Arms Races, Values, and Technology Regulation
Toward the end of his meta-study Diffusion of Innovations, Everett Rodgers surveys the distributive effects of new technologies. He concludes that new technologies tend to increase the gap between haves and have-nots, as the wealthy and powerful gain advantages over those unable to afford new ways of doing things.
Of course, the remainder of Rodgers' study focuses on the "cure" of this process: the diffusion of innovation across society. As Gaia has noted, diffusion can be advanced or retarded by law in many ways.
My blog posts this week will focus on some special cases where society needs to be especially concerned about the rate of diffusion of new technology. Certain technologies merit special monitoring because they either a) promote the leveraging of economic advantage into social or cultural advantage without increasing overall social welfare substantially or b) threaten to undermine the system of values and perceptions commonly used to evaluate technology. I want to talk about these two processes together because they confound common ideological divisions, and the most dangerous new technologies tend to do both a) and b) together.

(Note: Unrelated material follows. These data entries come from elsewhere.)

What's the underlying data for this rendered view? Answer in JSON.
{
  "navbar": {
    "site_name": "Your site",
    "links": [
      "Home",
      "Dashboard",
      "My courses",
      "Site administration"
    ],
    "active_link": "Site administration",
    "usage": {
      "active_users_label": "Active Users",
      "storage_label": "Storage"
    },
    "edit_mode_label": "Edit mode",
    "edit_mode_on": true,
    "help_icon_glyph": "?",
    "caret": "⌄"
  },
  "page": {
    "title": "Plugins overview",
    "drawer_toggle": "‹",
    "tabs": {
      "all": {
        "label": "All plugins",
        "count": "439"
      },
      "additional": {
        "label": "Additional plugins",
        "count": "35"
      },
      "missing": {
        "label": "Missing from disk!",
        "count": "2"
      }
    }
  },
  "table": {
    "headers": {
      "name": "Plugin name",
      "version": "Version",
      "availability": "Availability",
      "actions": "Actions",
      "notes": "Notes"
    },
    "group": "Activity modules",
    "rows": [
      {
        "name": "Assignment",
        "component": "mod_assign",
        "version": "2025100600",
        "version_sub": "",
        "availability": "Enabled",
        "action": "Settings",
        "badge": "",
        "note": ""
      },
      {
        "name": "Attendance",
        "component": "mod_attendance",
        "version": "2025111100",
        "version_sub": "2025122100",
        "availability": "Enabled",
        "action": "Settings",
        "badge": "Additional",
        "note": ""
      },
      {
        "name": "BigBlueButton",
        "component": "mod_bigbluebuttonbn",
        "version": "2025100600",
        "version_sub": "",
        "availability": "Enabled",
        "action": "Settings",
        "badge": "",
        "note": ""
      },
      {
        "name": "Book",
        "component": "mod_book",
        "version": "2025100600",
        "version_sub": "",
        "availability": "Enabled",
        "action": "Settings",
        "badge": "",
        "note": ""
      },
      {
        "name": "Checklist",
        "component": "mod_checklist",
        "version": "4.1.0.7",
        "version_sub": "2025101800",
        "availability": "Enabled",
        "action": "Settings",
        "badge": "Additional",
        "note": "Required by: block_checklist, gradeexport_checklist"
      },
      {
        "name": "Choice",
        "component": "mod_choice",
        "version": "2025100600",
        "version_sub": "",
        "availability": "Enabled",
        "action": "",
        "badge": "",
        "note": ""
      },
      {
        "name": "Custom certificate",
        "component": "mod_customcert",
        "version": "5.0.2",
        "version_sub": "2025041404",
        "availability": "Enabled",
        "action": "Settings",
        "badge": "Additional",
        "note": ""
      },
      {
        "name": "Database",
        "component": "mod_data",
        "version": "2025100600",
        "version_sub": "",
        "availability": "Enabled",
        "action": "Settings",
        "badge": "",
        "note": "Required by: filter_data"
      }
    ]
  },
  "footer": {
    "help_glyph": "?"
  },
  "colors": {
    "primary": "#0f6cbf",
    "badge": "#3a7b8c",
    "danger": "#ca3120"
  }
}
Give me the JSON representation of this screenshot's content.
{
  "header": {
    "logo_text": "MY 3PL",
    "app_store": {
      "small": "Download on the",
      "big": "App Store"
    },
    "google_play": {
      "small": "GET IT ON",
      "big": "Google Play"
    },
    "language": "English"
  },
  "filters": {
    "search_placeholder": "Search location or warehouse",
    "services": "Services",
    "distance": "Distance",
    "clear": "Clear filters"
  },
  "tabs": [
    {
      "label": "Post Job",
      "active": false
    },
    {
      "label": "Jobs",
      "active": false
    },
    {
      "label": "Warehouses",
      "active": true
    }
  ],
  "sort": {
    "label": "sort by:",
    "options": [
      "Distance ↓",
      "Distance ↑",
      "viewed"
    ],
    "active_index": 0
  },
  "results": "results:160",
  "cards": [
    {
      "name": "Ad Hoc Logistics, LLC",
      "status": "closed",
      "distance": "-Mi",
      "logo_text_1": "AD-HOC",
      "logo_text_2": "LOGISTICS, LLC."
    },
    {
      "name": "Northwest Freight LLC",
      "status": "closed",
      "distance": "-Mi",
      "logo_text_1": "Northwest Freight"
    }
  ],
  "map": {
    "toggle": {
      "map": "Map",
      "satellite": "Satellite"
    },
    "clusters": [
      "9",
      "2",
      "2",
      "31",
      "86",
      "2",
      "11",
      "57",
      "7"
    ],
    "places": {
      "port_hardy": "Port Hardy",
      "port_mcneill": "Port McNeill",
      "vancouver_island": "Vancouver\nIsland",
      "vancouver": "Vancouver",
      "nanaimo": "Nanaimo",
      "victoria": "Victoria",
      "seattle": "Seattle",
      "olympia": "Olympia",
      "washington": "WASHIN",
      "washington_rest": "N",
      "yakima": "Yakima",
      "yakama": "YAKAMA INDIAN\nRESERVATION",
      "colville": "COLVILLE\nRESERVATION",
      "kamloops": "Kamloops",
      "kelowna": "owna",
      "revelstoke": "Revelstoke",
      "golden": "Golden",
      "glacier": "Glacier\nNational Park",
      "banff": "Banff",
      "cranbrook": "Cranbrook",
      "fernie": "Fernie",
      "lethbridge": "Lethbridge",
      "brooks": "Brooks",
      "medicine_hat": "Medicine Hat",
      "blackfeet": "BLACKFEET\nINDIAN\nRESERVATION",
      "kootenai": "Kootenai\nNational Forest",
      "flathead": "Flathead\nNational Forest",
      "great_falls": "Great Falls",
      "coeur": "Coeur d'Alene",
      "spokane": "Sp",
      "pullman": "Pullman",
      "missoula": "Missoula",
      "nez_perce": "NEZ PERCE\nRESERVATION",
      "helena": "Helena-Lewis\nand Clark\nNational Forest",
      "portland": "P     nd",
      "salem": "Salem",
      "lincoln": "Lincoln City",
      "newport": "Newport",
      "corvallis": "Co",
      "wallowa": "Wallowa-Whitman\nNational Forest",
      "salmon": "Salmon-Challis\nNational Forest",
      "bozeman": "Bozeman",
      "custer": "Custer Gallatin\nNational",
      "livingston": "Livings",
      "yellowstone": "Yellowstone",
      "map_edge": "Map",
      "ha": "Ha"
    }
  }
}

The law's current emphasis on innovation is understandable to the extent that it improves social welfare. However, much technology may be used not simply to improve its user's life but also to help its user gain advantage over others. Expensive SUV's have provoked a "highway arms race," since the "extra weight of SUVs rearranges where deaths occur in crashes, transferring deaths from the SUVs to the cars." The net neutrality debate may be framed in similar, if less dramatic, zero-sum terms: whose content gets where faster, and for how much?
At one point in time, we could perhaps count on a common, technologically unmediated response to these dilemmas. But mind-focused technological interventions--such as "therapeutic forgetting," some forms of "cosmetic psychopharmacology," and new attention-enhancment drugs--may blunt such qualms. They may promote competition in the new arms races, rather than social questioning of their fairness or premises. This process can raise deep problems for theorists, for it heralds the technological undermining of the very values upon which we rely to judge technology.

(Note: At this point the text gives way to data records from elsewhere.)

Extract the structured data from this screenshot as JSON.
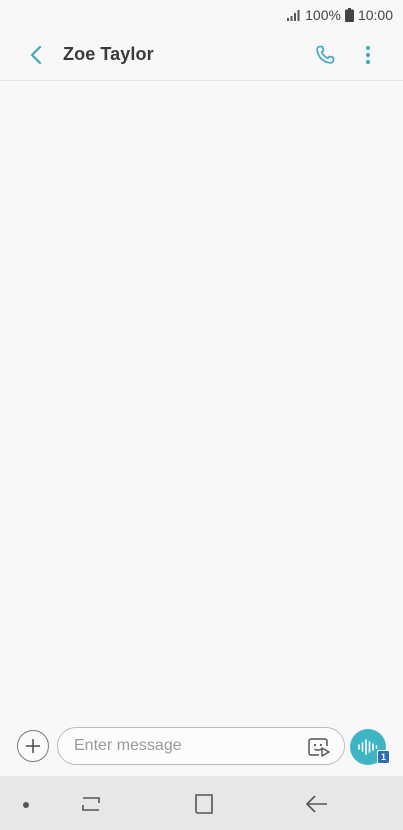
{
  "status_bar": {
    "battery": "100%",
    "time": "10:00"
  },
  "header": {
    "contact_name": "Zoe Taylor",
    "icons": [
      "back-arrow-icon",
      "phone-call-icon",
      "more-options-icon"
    ]
  },
  "composer": {
    "placeholder": "Enter message",
    "value": "",
    "icons": [
      "add-icon",
      "sticker-icon",
      "voice-recorder-icon"
    ],
    "sim_badge": "1"
  },
  "nav_bar": {
    "icons": [
      "dot-icon",
      "recents-icon",
      "home-icon",
      "back-icon"
    ]
  },
  "colors": {
    "accent": "#3fb5c4",
    "badge": "#2e6fb4",
    "background": "#f8f8f8",
    "nav_background": "#e7e7e7"
  }
}
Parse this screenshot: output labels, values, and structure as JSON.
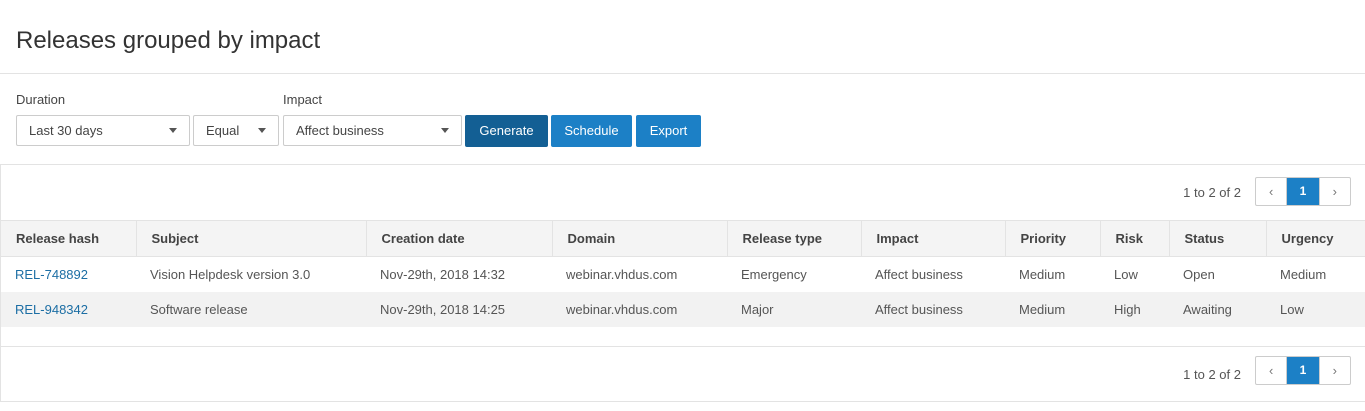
{
  "page": {
    "title": "Releases grouped by impact"
  },
  "filters": {
    "duration_label": "Duration",
    "duration_value": "Last 30 days",
    "operator_value": "Equal",
    "impact_label": "Impact",
    "impact_value": "Affect business"
  },
  "actions": {
    "generate_label": "Generate",
    "schedule_label": "Schedule",
    "export_label": "Export"
  },
  "pagination": {
    "summary": "1 to 2 of 2",
    "prev": "‹",
    "current_page": "1",
    "next": "›"
  },
  "table": {
    "headers": [
      "Release hash",
      "Subject",
      "Creation date",
      "Domain",
      "Release type",
      "Impact",
      "Priority",
      "Risk",
      "Status",
      "Urgency"
    ],
    "rows": [
      [
        "REL-748892",
        "Vision Helpdesk version 3.0",
        "Nov-29th, 2018 14:32",
        "webinar.vhdus.com",
        "Emergency",
        "Affect business",
        "Medium",
        "Low",
        "Open",
        "Medium"
      ],
      [
        "REL-948342",
        "Software release",
        "Nov-29th, 2018 14:25",
        "webinar.vhdus.com",
        "Major",
        "Affect business",
        "Medium",
        "High",
        "Awaiting",
        "Low"
      ]
    ]
  },
  "colors": {
    "accent": "#1c80c6",
    "accent_dark": "#135f94",
    "link": "#1c6ea4"
  }
}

Of course, the remainder of Rodgers' study focuses on the "cure" of this process: the diffusion of innovation across society. As Gaia has noted, diffusion can be advanced or retarded by law in many ways.
My blog posts this week will focus on some special cases where society needs to be especially concerned about the rate of diffusion of new technology. Certain technologies merit special monitoring because they either a) promote the leveraging of economic advantage into social or cultural advantage without increasing overall social welfare substantially or b) threaten to undermine the system of values and perceptions commonly used to evaluate technology. I want to talk about these two processes together because they confound common ideological divisions, and the most dangerous new technologies tend to do both a) and b) together.
The law's current emphasis on innovation is understandable to the extent that it improves social welfare. However, much technology may be used not simply to improve its user's life but also to help its user gain advantage over others. Expensive SUV's have provoked a "highway arms race," since the "extra weight of SUVs rearranges where deaths occur in crashes, transferring deaths from the SUVs to the cars." The net neutrality debate may be framed in similar, if less dramatic, zero-sum terms: whose content gets where faster, and for how much?
At one point in time, we could perhaps count on a common, technologically unmediated response to these dilemmas. But mind-focused technological interventions--such as "therapeutic forgetting," some forms of "cosmetic psychopharmacology," and new attention-enhancment drugs--may blunt such qualms. They may promote competition in the new arms races, rather than social questioning of their fairness or premises. This process can raise deep problems for theorists, for it heralds the technological undermining of the very values upon which we rely to judge technology.
Photo Credit: Flickr/Simulacrum (homage to The Matrix.).
2 Comments:
Another example is genetic testing for embryos: even at the level of weeding out disability (as opposed to the more problematic enhancement) it could change our views of what disability means and enhance the link between poverty and disability.
That's a great example. YEs, I hope to look at ways that advanced technologies can strengthen extant correlations between various forms of disadvantage.
There's a tragic aspect to progress here, too--if the disabled become rarer due to this type of selection, they face a much more difficult fate than if they are a larger portion of the population. Moreover, to the extent the disabled are disproportionately poor, they will find it very difficult to lobby for accommodation.